The FairRoot/VMC generator path represents each physical beam-induced event as two consecutive FairRoot events:

  • Even-indexed event (0, 2, 4, …): beam phase — the beam particle traverses the detector
  • Odd-indexed event (1, 3, 5, …): reaction phase — the reaction products are transported

Events 0+1 form one complete beam-induced event; events 2+3 form the next, and so on. Code that loops over events or checks event indices must account for this pairing.

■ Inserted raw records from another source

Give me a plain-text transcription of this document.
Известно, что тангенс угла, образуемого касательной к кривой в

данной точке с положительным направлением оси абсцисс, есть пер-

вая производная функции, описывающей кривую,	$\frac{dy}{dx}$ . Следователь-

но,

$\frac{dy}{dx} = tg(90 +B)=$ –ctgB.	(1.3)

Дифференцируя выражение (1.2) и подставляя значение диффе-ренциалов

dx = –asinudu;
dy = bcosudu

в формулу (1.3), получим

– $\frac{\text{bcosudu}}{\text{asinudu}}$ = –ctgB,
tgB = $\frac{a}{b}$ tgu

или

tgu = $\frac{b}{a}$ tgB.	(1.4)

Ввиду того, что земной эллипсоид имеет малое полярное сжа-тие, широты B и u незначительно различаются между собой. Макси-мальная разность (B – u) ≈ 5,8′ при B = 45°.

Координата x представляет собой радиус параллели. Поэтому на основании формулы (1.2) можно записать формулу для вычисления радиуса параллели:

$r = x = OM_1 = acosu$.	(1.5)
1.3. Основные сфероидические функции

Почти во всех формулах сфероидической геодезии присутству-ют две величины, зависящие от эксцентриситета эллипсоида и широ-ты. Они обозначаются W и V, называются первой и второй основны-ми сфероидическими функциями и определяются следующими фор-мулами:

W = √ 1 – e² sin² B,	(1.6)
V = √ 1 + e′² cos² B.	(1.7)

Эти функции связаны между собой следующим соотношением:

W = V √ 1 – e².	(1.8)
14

Track IDs: Within each FairRoot event the beam particle always has fTrackID = 0. Reaction products receive subsequent IDs.

Required Pieces

For the FairRoot/VMC path, a simulation run needs:

  • detector geometry
  • a configured FairPrimaryGenerator with one or more AtReactionGenerator subclasses
  • the digitization stages AtClusterizeTask and AtPulseTask
  • the experiment parameter set used by digitization

For the AtSimpleSimulation path, the run replaces VMC transport with:

  • an AtSimpleSimulation instance
  • one or more configured AtTools::AtELossModel instances
  • the same downstream digitization stages if AtRawEvent output is needed

See generators.md for generator behavior and energy-loss.md for the model layer used by AtSimpleSimulation.